I agree with Unreason's However branch. But there are some things to know about this case.

This is called skew and skew kills. This is a perfect use for a partial index where you'd exclude the 95% of paid invoices and only index the more interesting and selective stats. But you don't have that. You can horizontally partition all the rows into separate table/partitions but then you need to account for row migration (moving from one status to another) and that's expensive. The DBMS has to perform an Update, a Delete and an insert to change the status. If you're a high volume system that will hurt.

Forget what you said about whether or not to index based on selectivity because putting an index on a rapidly changing column is also usually a bad idea. Your index will have hot blocks where all the step 1's are being removed and another where all the step 2's are being inserted and oh btw, some step 2's are being removed at the same time into step 3's. This won't scale well.

I would recommend vertically partitioning your status into a separate table(s).

Your invoice table will have a PK and all the columns except status.

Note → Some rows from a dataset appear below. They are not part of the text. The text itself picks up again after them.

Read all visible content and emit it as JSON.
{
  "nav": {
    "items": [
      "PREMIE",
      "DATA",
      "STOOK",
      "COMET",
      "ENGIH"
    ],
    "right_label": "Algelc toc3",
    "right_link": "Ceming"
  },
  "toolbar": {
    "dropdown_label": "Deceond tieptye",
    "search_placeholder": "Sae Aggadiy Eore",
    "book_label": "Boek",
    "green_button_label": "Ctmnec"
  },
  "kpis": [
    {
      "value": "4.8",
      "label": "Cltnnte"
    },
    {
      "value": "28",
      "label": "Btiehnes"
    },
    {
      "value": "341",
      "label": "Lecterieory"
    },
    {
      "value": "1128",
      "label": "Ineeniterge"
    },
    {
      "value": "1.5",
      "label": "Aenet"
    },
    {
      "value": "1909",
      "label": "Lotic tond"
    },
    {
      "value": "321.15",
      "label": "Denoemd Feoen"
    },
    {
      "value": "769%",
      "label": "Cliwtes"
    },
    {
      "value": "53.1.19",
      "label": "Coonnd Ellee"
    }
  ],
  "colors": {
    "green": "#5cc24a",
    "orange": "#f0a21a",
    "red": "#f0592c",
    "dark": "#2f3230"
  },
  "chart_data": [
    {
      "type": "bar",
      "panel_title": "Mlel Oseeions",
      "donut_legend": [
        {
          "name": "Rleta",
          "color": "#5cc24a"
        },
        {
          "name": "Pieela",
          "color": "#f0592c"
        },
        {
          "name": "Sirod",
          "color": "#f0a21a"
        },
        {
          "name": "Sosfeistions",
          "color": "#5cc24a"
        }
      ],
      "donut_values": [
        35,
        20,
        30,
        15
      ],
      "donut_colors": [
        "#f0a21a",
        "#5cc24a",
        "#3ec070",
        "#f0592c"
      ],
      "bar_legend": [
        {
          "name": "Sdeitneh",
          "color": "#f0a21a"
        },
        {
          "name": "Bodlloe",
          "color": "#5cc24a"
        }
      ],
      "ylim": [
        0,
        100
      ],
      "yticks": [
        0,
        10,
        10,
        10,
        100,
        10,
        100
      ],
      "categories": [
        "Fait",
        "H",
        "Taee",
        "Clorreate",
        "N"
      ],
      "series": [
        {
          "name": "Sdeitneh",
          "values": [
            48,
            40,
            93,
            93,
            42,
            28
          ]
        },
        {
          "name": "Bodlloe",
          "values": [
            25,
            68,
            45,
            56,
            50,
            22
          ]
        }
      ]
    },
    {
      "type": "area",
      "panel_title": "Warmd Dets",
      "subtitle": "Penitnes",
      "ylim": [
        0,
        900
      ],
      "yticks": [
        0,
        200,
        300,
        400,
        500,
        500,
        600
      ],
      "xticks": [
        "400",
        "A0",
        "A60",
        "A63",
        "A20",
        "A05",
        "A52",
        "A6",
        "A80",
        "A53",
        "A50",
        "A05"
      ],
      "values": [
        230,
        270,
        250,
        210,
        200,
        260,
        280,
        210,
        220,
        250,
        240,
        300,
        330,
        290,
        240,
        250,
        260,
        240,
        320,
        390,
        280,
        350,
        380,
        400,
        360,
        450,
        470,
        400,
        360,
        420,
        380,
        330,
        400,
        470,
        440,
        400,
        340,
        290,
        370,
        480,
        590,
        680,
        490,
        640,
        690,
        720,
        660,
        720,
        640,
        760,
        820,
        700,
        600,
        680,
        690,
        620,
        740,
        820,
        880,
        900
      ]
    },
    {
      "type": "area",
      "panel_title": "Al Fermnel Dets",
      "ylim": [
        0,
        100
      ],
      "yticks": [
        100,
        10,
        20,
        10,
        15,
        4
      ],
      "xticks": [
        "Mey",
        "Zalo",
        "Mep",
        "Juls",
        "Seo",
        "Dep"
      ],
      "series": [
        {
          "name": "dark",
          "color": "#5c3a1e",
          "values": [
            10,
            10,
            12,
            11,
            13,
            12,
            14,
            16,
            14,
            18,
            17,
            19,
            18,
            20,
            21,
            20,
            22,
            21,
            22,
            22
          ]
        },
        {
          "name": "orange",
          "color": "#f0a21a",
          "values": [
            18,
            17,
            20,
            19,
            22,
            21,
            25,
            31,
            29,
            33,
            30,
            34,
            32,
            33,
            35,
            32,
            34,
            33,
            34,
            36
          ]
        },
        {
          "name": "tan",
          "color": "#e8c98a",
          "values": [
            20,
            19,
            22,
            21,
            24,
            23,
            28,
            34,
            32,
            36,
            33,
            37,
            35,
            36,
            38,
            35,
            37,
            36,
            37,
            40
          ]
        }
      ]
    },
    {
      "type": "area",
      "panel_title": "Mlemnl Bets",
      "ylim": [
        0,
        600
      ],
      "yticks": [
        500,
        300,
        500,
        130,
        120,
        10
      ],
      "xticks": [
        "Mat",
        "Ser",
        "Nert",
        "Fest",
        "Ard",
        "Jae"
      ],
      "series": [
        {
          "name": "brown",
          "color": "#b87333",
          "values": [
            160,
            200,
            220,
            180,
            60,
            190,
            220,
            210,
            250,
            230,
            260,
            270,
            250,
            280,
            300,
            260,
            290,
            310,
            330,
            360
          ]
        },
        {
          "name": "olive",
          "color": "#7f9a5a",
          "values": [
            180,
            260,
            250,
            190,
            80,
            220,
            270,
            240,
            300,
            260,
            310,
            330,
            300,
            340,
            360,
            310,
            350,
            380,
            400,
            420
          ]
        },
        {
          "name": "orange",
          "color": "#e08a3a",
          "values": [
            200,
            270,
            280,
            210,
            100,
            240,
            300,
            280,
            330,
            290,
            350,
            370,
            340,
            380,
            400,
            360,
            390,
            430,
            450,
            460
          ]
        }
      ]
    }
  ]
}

Your status you can handle two ways. That table will have the PK value as an FK back to the invoice table, the Status and a timestamp for when you entered that status. The best is a horizontally partitioned table on status. You'll have a partition for each status possible. So finding all or one "Placed" status will partition prune and read only the partition it needs - which is a very small number of blocks. Because the row is so narrow, you might get 400 invoice statuses on a single block. Looking up that status of any one invoice is easy since there's a global index on the PK.

If your RDBMS doesn't support partitioning with row migration, you'll need to manage these partitions as tables and delete from one and insert into another. You'll encapsulate these movements in a transaction in a procedure, so you keep the data clean. Every invoice is in one and only one status table. The harder part is querying by invoice ID, you'll have to check every table to see where it is.

You have another choice You can either write paid statuses or not. If it's a partitioned table, you can just delete the invoice from the invoice status table when it moves to paid. (Of course you'll write a paid record to the history table mentioned in the bonus material). Then you'll do an outer join to the status table and nulls mean paid. If you almost never query for paid status, there's really no reason to make that a fast query.

Bonus Material

in either case you'll want to keep track of these movements in a reporting table. Everytime you update a status, you'll want to write that to a history table. Eventually you'll want to analyze what I call transit times. What's the average time from filled to paid, by month? Is that increasing as a result of the bad economy? what's the transit time from placed to filled, by month. Do the summer months take longer because of missing bodies on vacation? you get the point. By updating that column you're losing those answers, so you'll need to embed that history log into your procedures.